Categories such as 'African American', 'people of Asian descent' and 'Ashkenazi Jew' can be important in medical research because they are a social representation of certain aspects of genetic variation. This is why race is a 'Poor man’s clue' in medicine: not because races are natural divisions of humankind but because investigating socially defined populations provides a practical means for geneticists of dividing humans into groups that show different degrees of biological relatedness.

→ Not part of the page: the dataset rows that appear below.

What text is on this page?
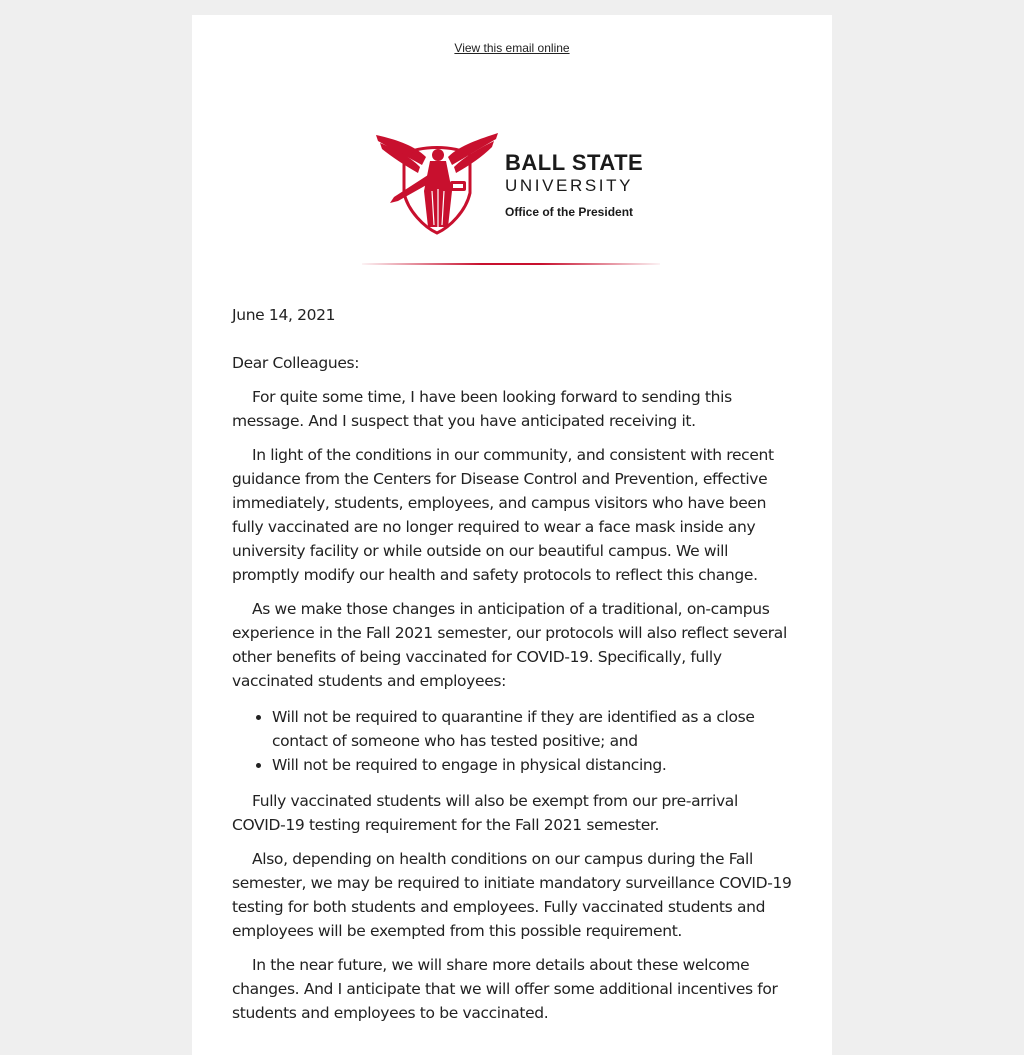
View this email online
BALL STATE
UNIVERSITY
Office of the President

June 14, 2021

Dear Colleagues:

For quite some time, I have been looking forward to sending this message. And I suspect that you have anticipated receiving it.

In light of the conditions in our community, and consistent with recent guidance from the Centers for Disease Control and Prevention, effective immediately, students, employees, and campus visitors who have been fully vaccinated are no longer required to wear a face mask inside any university facility or while outside on our beautiful campus. We will promptly modify our health and safety protocols to reflect this change.

As we make those changes in anticipation of a traditional, on-campus experience in the Fall 2021 semester, our protocols will also reflect several other benefits of being vaccinated for COVID-19. Specifically, fully vaccinated students and employees:

• Will not be required to quarantine if they are identified as a close contact of someone who has tested positive; and
• Will not be required to engage in physical distancing.

Fully vaccinated students will also be exempt from our pre-arrival COVID-19 testing requirement for the Fall 2021 semester.

Also, depending on health conditions on our campus during the Fall semester, we may be required to initiate mandatory surveillance COVID-19 testing for both students and employees. Fully vaccinated students and employees will be exempted from this possible requirement.

In the near future, we will share more details about these welcome changes. And I anticipate that we will offer some additional incentives for students and employees to be vaccinated.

In order to study human genetic diversity, scientists ironically need socially defined categories of difference. The danger is that by using socially defined groups for medical or other scientific research, biologists will endow differences between such groups with greater importance than is warranted. A contingent, pragmatic division of the world into populations useful for medical research can all too easily turn into the argument that science has 'demonstrated' the reality of race.
All this points to the care needed in handling racial categories in medicine. But the fact that race is not a real biological entity does not mean that science or medicine should necessarily be colourblind. Population differences are important and can have medical consequences. It makes little sense from a biological point to view to regard these differences as 'racial'. But it also makes little sense to ignore population differences or to ban the use of racial or ethnic categories in such research. Whether or not science and medicine should be colourblind is a pragmatic question, not one rooted in scientific or political principle.